Thank you for your editorial Freedom to Kill (Sept. 19). We career Coast Guard families can vouch firsthand for lax marine laws, poor enforcement and rock-bottom appropriations for the Coast Guard.
This is an article from the Oct. 3, 1960 issue
I used to think that the Coast Guard's translation of Semper Paratus as "simply forgotten" was about 99% true; however, now I know SPORTS ILLUSTRATED cares.
R. J. M. KORLIS
New London, Conn.
The one thing that stops most University of Mississippi students and fellow Mississippians from wholeheartedly applauding your article (Babes, Brutes and Ole Miss, Sept. 19) was the paragraph on segregation: "One thing the university has no reason to be proud about is the fact that it is all white." Ole Miss students are very proud of their football teams, two Miss Americas, high scholastic standards and campus life. But they also hold the highest regard for their southern heritage. We are indeed very much proud of being "all white."
The students of the University of Mississippi are not only proud to be called all white, they are determined to remain all white.
MALCOLM S. DALE
Editor, The Mississippian
I myself do not attend Ole Miss but I do attend one of the larger southern universities and I'd like to say, "We are proud...."
As Tacoma wound up its first Pacific Coast League season in 78° sunshine (and in second place), many of us recalled a four-paragraph piece you published May 2. Noting that rain had affected the opening-week schedule of our heroes, your writer concluded: "Apparently forgotten in the excitement of the plans for revival was the reason that Taco-ma's last Pacific Coast League team left town in 1905: The weather wasn't fit for baseball."
For the record, the Tacoma Giants drew 270,024 paid customers during the season to lead the league in this department and to place second nationally in minor league attendance—just behind Buffalo, a city more than three times Tacoma's population.
In an attempt to analyze Armin Hary's fast start (The Thief of Starts, Sept. 12) could one contributing factor be his bent elbows? (The shorter the pendulum—the faster the action.) All the other sprinters pictured had nearly extended elbows. Has anyone else noticed this?

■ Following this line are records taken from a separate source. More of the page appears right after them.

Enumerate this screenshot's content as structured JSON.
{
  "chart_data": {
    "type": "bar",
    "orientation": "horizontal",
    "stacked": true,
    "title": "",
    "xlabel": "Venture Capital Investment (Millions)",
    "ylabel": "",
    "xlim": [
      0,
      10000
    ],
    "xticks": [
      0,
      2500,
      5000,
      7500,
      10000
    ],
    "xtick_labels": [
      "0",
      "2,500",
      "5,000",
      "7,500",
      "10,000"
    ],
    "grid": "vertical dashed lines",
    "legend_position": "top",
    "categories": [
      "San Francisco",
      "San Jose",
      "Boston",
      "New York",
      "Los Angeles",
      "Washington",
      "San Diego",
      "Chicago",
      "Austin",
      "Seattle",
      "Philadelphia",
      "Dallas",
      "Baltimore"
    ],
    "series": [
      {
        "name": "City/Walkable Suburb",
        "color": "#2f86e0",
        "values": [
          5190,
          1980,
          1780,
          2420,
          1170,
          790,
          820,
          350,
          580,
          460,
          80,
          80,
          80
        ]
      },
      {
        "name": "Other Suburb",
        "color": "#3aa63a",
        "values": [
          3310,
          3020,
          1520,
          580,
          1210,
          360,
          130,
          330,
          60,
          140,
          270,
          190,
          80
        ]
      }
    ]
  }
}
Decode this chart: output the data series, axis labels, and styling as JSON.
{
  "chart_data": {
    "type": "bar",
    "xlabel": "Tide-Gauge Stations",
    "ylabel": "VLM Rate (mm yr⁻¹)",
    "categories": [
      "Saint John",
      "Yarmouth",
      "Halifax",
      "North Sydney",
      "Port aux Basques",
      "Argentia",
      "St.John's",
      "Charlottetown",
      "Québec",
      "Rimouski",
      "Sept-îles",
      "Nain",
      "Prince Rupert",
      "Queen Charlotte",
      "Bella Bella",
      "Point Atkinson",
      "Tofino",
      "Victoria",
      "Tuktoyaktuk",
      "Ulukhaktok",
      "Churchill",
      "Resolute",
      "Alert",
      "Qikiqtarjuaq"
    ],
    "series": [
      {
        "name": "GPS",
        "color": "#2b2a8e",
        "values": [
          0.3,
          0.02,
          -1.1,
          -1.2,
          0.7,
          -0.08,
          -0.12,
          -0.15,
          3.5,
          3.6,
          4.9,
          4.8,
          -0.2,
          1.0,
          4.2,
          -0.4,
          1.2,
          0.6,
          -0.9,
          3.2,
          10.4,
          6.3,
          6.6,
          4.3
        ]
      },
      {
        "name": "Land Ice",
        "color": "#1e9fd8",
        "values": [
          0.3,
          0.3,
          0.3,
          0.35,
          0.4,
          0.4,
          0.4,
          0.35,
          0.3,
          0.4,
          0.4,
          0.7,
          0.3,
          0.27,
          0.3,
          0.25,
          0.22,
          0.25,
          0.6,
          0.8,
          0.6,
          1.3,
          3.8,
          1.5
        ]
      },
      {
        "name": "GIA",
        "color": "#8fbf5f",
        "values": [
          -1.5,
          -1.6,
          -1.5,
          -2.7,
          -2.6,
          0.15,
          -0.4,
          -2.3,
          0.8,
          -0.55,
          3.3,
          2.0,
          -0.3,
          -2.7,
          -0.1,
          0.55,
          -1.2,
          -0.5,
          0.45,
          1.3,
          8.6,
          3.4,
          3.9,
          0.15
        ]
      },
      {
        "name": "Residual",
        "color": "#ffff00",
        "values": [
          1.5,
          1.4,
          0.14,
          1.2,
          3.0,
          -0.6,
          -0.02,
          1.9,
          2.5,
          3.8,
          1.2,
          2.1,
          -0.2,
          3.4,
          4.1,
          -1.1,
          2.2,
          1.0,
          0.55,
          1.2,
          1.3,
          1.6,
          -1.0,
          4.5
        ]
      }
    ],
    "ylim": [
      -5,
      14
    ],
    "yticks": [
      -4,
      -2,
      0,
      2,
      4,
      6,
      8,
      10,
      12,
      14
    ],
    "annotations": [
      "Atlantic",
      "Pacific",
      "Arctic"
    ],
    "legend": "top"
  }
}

•They have indeed. Abilene Christian Coach Oliver Jackson, for one, instructs his runners (Morrow, Young and Woodhouse among others) to keep their arms bent at about 90°. Says Jackson, "The shorter the radius of the arm's circular motion the faster and more immediate the action. By natural reflex, the legs also react this way. Hary's accentuated forward lean is another speed factor that permits the direction of the push by the feet to be as much forward (rather than up) as possible."—ED.
RATS TO RATINGS
After last year's Special Football Issue, it seemed you could never come up with another like it, but this one is even better! However—why not a higher rating for Arkansas?
Southwest City, Mo.
Have your so-called football experts gone out of their everlovin' minds? You reviewed Heidelberg College and did not even mention the team that most local and Ohio experts pick to beat Heidelberg for the Ohio Conference title—Muskingum.
New Concord, Ohio
Haven't you heard that they play football in North and South Dakota?
JAY M. ALLEN
You apparently deny the very existence of the Missouri Valley Conference!
EDWARD J. KOENIG
My eyes still ache from searching for something about Lenoir Rhyne College, Hickory, N.C., the NAIA's No. 1 team in the nation last year.
N. S. HAYDEN
I have come to the conclusion that you don't know a good football team when you see one.
Huntington Woods, Mich.
RE SAN JOSE STATE QUARTERBACK CHON GALLEGOS AND LISTED NINE INTERCEPTIONS IN 1959, WE BLUSH FOR TYPOGRAPHICAL ERROR. SHOULD HAVE BEEN ZERO INTERCEPTIONS. GALLEGOS GOOD PLAYER, FINE PASSER. PLEASE PRINT THIS CORRECTION OR I'LL BE HOMICIDE VICTIM AT HANDS OF GALLEGOS.
ATHLETIC NEWS DIRECTOR
SAN JOSE STATE COLLEGE
•SPORTS ILLUSTRATED regrets compounding Art Johnson's misdemeanor into a felony, and we're happy to put him right with his quarterback.—ED.
In Europe, gymnastics is not a "minor" sport but the major sport (EDITORIALS, Sept. 19). It is the original form of athletic competition in the world. This alone is evidence enough that gymnastics should not take a back seat in this country.
Let's give greater emphasis to gymnastics. It should be regarded as the foundation of practically all other sports. And it could be taught in all schools without any difficulty—and with infinitely more benefit than many of the subjects passing as education in the schools today.